Below is the general availability of LHCb at the Sites.

 

Fairly smooth behavior for all sites until the 10th but then most tests stopped working.

 

Apart from GridKA for the file access test (problem under investigation since long time, see GGUS # 43893) they noticed that all sites had bad results only because of external/general causes.

 

The red traces in the period from 14th -16th Dec for all sites are commonly due to CE tests containing incorrect code of “caver “test (set critical at that time). The other red traces around the 25th (for all sites) are due to SRMv2 test checking the space tokens on the site BDII. Lost track of the reason of this failure though it looks like a  network problem (being common across all sites)

 

The GridView still have two major incorrect information for LHCb:

-       ASGC is not an LHCb Tier-1 Site.

-       Still waiting GridView to consider NL-T1 as a single site and not two Tier1s (merging NIKHEF and SARA)

 

I.Bird noted that the NL-T1 must be declared in the GOCDB as a single site. It is not depending on GridView.

 

LHCb would like that the LHCb dashboard is more heavily used. The dashboard is in sync with SAM as far as concerns test results and their criticality. The dashboard offers different groupings and availability definitions that better fit with LHCb site-usability perception

 

The dashboard offers historical views of results and availability measurements and is available here: http://dashb-lhcb-sam.cern.ch/dashboard/request.py/latestresultssmry

 

 

6.   CMS Quarterly Report 2008 Q4 (Slides) – M.Kasemann

 

Due to lack of time, the CMS Quarterly Report was not presented.
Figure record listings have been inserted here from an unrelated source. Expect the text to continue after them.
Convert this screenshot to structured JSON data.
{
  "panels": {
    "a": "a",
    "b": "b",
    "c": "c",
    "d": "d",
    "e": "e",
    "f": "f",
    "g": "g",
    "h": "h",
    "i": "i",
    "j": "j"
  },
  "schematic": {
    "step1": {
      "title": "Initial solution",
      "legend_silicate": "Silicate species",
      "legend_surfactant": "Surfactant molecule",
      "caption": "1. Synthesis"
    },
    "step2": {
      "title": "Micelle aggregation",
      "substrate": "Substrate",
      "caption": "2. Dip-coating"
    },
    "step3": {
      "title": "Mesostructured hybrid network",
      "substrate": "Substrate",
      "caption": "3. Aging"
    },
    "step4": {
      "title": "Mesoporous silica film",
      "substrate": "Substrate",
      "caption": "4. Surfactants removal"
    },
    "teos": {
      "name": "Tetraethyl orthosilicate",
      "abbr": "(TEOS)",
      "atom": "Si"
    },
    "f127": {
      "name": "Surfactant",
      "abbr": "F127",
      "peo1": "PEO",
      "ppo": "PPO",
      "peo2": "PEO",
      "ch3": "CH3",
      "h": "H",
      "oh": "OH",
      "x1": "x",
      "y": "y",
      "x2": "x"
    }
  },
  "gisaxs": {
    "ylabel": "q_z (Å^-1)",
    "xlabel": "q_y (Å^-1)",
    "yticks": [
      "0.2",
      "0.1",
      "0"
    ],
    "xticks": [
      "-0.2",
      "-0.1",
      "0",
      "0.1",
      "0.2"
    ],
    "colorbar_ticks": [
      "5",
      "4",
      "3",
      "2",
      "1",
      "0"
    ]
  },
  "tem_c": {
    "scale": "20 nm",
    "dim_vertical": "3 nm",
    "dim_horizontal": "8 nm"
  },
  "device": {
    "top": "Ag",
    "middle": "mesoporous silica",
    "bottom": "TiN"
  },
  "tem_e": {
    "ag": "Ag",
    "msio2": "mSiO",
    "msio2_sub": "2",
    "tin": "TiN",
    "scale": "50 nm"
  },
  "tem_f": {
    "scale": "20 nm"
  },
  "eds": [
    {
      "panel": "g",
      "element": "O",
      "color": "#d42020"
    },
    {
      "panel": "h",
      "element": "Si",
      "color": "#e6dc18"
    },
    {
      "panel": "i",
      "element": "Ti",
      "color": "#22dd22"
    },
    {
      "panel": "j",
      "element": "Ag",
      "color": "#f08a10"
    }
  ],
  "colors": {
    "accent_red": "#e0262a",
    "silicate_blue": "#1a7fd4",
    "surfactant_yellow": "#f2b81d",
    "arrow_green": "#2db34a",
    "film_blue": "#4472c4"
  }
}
Here are the Slides

7.   AOB

 

 

No AOB.

 

 

8.    Summary of New Actions

 

 

 

New Action:

M.Schulz will report about the issues on the SAM servers (and the issues of the ATLAS lock files).

 

New Actions:

-       Convert the current requirements to the new unit.

-       Sites Tier-1 Sites and main Tier-2 Sites buy the license for the benchmark

-       A web site at CERN should be set up to store the values from WLCG.

-       A group to prepare the plan of the migration regarding the CPU power published by sites through the Information (J.Gordon replied that will be discussed at the MB next week).

-       Pledges and Requirements need to be updated.